More than 40 trade union trustees from 11 countries – representing over US$900 billion in assets under management – met July 9-10 in London to discuss the ongoing shareholder campaign on Burma, labour issues in an investment context and investing in green jobs. Participants included trustees from major public sector pension funds, such as HESTA Superfund (Australia), Government Employees Pension Fund (South Africa), ATP (Denmark), ABP and PGGM (The Netherlands), and the State of Maryland (US). Several European occupational funds were also present, as was the French social security buffer fund, the Fonds de Reserve des Retraites (FRR).

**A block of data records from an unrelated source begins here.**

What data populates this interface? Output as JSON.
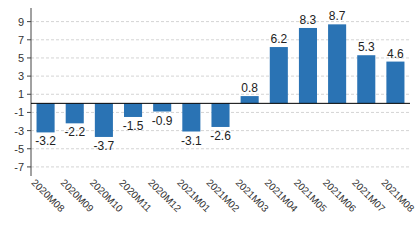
{
  "chart_data": {
    "type": "bar",
    "categories": [
      "2020M08",
      "2020M09",
      "2020M10",
      "2020M11",
      "2020M12",
      "2021M01",
      "2021M02",
      "2021M03",
      "2021M04",
      "2021M05",
      "2021M06",
      "2021M07",
      "2021M08"
    ],
    "values": [
      -3.2,
      -2.2,
      -3.7,
      -1.5,
      -0.9,
      -3.1,
      -2.6,
      0.8,
      6.2,
      8.3,
      8.7,
      5.3,
      4.6
    ],
    "color": "#2a73b4",
    "ylim": [
      -8,
      10.5
    ],
    "yticks": [
      -7,
      -5,
      -3,
      -1,
      1,
      3,
      5,
      7,
      9
    ],
    "grid": true,
    "data_labels": true
  }
}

Canada was represented by two trustees from the BC Public Service Pension Plan, and representatives from Bâtirente, NUPGE and SHARE. The meeting was organized by the Global Unions Committee on Workers’ Capital (CWC), which is coordinated at SHARE.
Burma shareholder engagement
The trustees reviewed the recent Burma shareholder engagement and divestment initiatives, recalling the Global Unions call to divest from the country. Many investors have preferred to engage with companies operating Burma, but French Oil Company Total is finding it increasingly difficult to gain traction with the military regime, and Chevron is only a minority partner. Propelled by strategic military and energy considerations, China’s presence in Burma is ever-increasing: Trustees highlighted the need for the international labour movement to formulate a strategic approach on dealing with Chinese companies, despite the limited investor successes in establishing dialogues with companies such as PetroChina. South Korean conglomerate Daewoo International is also investing in a massive offshore natural gas field, which will be online by 2010 and will provide substantial royalty payments to the regime.

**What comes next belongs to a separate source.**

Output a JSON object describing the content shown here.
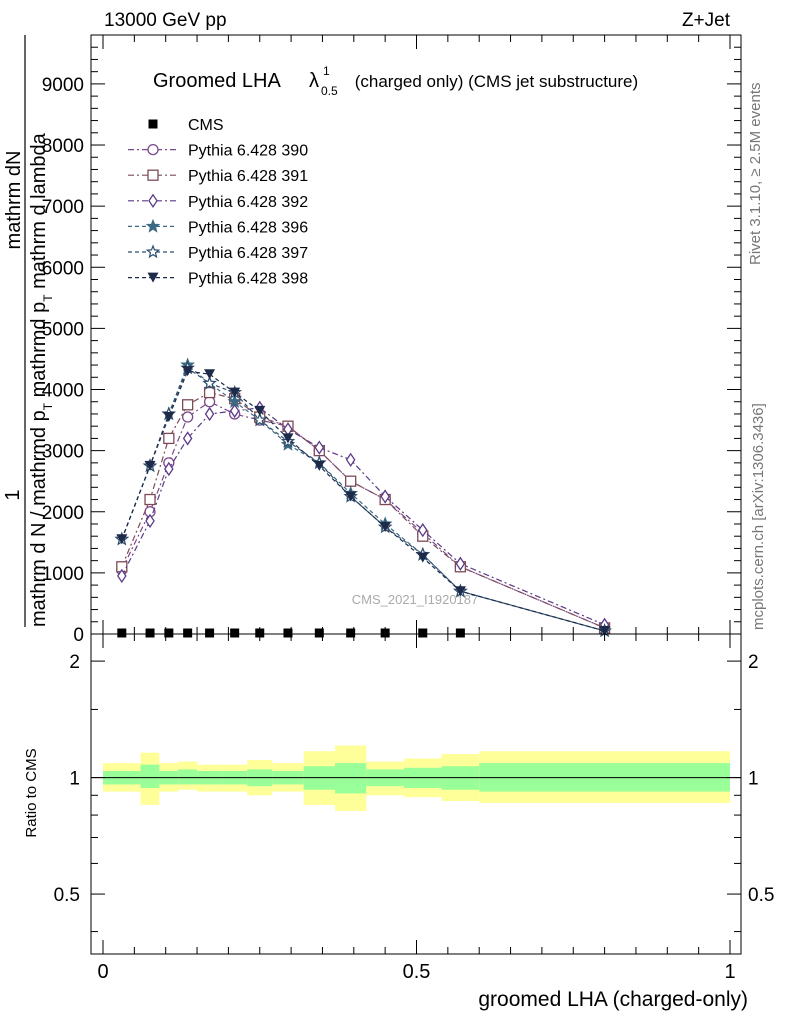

On the second day of the meeting, the trustees were briefed by Burma Campaign UK (BCUK), a leading civil society organization, on the economic and political situation in the country. They learned of BCUK’s report and campaign focused on insurance companies operating in Burma, and recommended that (re)insurance coverage of multinationals operating in Burma be considered as a possible next step in the CWC Burma campaign.
The impact of labour relations on investment returns
Positive labour relations, including freedom of association, are directly related to positive investment returns, trustees believe, although direct causality has never been explicitly proven in the investment world. Moreover, fund managers are not sufficiently considering labour issues in their investment decisions, perhaps because of insufficient signals from asset owners. Trustees heard presentations evidencing the relationship between human capital and financial performance, and how the French FRR integrates labour issues in its statement of investment principles by referring to the UN Global Compact. Overall, social considerations are not being analyzed with the same intensity as either environmental or governance issues in extra-financial investment analysis. This is likely to change in coming years, and the trustees agreed there is significant scope and opportunity for trade unions to collaborate and provide critical input on this.
Investing in green jobs
Participants were also briefed on the international labour movement’s endorsement of the Kyoto agreement on climate change, and labour’s emphasis on green job creation. Significant employment opportunities will arise in renewable energy sources (wind, wave, tidal and solar), energy conservation and clean coal technology. However, a “just transition” is needed for workers in industries impacted by this evolution, many of whom are in industries that traditionally enjoy greater union density, trade union speakers emphasized. Trustees debated a range of investment opportunities, including in power generation, energy conservation, and building rehabilitation. The importance of a sound government policy framework on clean technology was emphasized: Germany has 250,000 jobs in the clean tech sector, with 100,000 vacancies. The complementary role of venture capital to seed innovative technological breakthroughs and public sector support for research and development of critical yet expensive new technologies was also discussed. Over the next 20 years, the structural changes arising from climate change-related policies will be as significant as demographic changes in restructuring pension fund investments, participants concluded.
Over the two-day conference, trustees also received updates on the Principles for Responsible Investment, discussed recent engagement initiatives between Global Unions and private equity representatives, and discussed the multi-faceted challenges of infrastructure investments.